Existen varios modelos de enfermería en los que podríamos cimentar nuestra práctica diaria, hemos escogido el modelo de Virginia Henderson ya que es un modelo manejable y bastante completo que aborda al ser humano desde una perspectiva holística.

Virginia Henderson nació en 1897 en Kansas City, Missouri y murió casi a los 100 años, en 1996. Se graduó en 1921 de la Army School of Nursing de Washington D. C. y enseguida empezó a trabajar como enfermera del Henry Street Visiting Nurse Service de New York.

En 1922 empezó como docente y en 1953 se posicionó como investigadora de la universidad de Yale hasta los años 80.

El modelo conceptual de Virginia Henderson da una visión clara de los cuidados de enfermería, perteneciente a la Escuela de las Necesidades, se ve influenciada por el paradigma de la integración. Ve al ser humano como un todo, desde la perspectiva psicológica, fisiológica, de creencias y como un ser social. Identifica así las 14 Necesidades Básicas.

Trabajamos  este modelo como marco conceptual que dirige y orienta el  Proceso Enfermero (PE).  Éste cual se ha implementado en muchas instituciones en las cuales se utilizan también lenguajes enfermeros como son el NANDA-NIC- NOC que son herramientas estandarizadas  que dan consistencia y apoyo a las etapas del PE: Diagnóstico-Planificación-Ejecución-Evaluación (cuando hablamos de diagnóstico no hablamos de diagnóstico médico).

Cuando hablamos de diagnóstico enfermero nos referimos a identificar problemas reales y/o potenciales de la persona y su relación con las fuentes de dificultad identificadas. Siempre buscamos la máxima autonomía de la persona y su colaboración. Desde Green Nurse Health Care queremos dejar de lado la actitud paternalista de la medicina tradicional y empoderar al paciente para que sea conocedor de lo que sucede y que aporte todo lo que pueda para hacerse dueño de su propia salud. Siempre tenemos en cuenta las complicaciones potenciales de este proceso y se lo hacemos saber al paciente.

Es importante realizar una buena anamnesis, no solo con los informes médicos si no también con lo que explica el pacientes, tratamos con personas, no con máquinas, así que priorizamos el tú a tú frente a un papel.
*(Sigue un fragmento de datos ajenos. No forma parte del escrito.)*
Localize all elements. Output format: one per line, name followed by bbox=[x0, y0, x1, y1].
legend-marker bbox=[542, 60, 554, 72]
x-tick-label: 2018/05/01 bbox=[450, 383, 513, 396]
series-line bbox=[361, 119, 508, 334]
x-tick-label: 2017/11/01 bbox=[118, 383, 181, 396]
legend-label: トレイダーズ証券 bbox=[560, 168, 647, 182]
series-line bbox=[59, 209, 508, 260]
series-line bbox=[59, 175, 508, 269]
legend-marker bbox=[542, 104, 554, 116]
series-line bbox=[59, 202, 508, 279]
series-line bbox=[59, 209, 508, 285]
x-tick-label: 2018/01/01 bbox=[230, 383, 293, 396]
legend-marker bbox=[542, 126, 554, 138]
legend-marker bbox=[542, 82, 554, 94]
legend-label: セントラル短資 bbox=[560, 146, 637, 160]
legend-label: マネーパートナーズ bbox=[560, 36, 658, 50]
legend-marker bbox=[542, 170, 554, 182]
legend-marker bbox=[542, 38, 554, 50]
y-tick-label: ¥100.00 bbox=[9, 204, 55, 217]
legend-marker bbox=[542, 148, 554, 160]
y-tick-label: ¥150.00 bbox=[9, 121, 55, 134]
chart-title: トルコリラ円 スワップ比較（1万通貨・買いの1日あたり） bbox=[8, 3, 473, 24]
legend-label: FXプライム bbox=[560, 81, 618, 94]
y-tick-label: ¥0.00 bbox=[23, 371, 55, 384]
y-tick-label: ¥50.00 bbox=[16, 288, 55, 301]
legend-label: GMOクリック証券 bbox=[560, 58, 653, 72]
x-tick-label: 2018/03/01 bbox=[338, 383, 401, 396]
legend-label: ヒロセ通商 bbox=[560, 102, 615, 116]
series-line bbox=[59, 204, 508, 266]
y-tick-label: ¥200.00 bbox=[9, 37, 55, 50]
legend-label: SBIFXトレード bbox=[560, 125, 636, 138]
Para realizar la anamnesis hacemos una valoración de las necesidades de la persona, en este caso utilizando el modelo anteriormente descrito:

Las 14 necesidades básicas que se consideran en este modelo son:

  1. Respirar normalmente.
  2. Comer y beber adecuadamente.
  3. Eliminar por todas las vías corporales
  4. Moverse y mantener posturas adecuadas.
  5. Dormir y descansar.
  6. Escoger la ropa adecuada, vestirse y desvestirse.
  7. Mantener la temperatura corporal dentro de los límites normales, adecuando la ropa y modificando el ambiente.
  8. Mantener la higiene corporal y la integridad de la piel.
  9. Evitar peligros ambientales y evitar lesionar a otras personas.
  10. Comunicarse con los demás expresando emociones, necesidades, temores u opiniones. 11. Vivir de acuerdo con los propios valores y creencias.
  11. Ocuparse en algo de tal forma que su labor tenga un sentido de realización personal. 13. Participar en actividades recreativas.
  12. Aprender, descubrir o satisfacer la curiosidad que conduce a un desarrollo normal y a usar los recursos disponibles.

A partir de estas 14 necesidades podemos encontrar las fuentes de dificultad que puede tener nuestro paciente, cuales son las necesidades que están interrelacionadas entre ellas y que necesitan tirar una de la otra, qué factores de riesgo tenemos, cuales son las complicaciones potenciales que nos podemos encontrar, cuales son los recursos que nos pueden favorecer. Con todo esto nosotros realizamos una interpretación de los datos. Generando así un análisis y síntesis de estos.

El siguiente paso es la planificación, conocer las prioridades inmediatas y los tiempos en los que podemos trabajar. Ejecutarlo y reevaluarlo.

Cada persona es un caso, para nosotros no existen dos personas iguales por lo que durante y después de pasar la consulta médica conjunta con enfermería nos ponemos manos a la obra en conocer todas estas necesidades del paciente y ayudar en la medida de lo posible a mejorar su calidad de vida.

Si bien es cierto que respecto al cannabis debemos trabajar sobre todo en la reducción de riesgos, hacemos de guía planeando un acompañamiento individualizado desde el momento que la persona decide tomar cannabis terapéutico.

Cabe decir, que el cannabis no sirve para todo el mundo, por eso es importante que conozcamos  todos los aspectos médicos del paciente ya que existen contraindicaciones en su uso.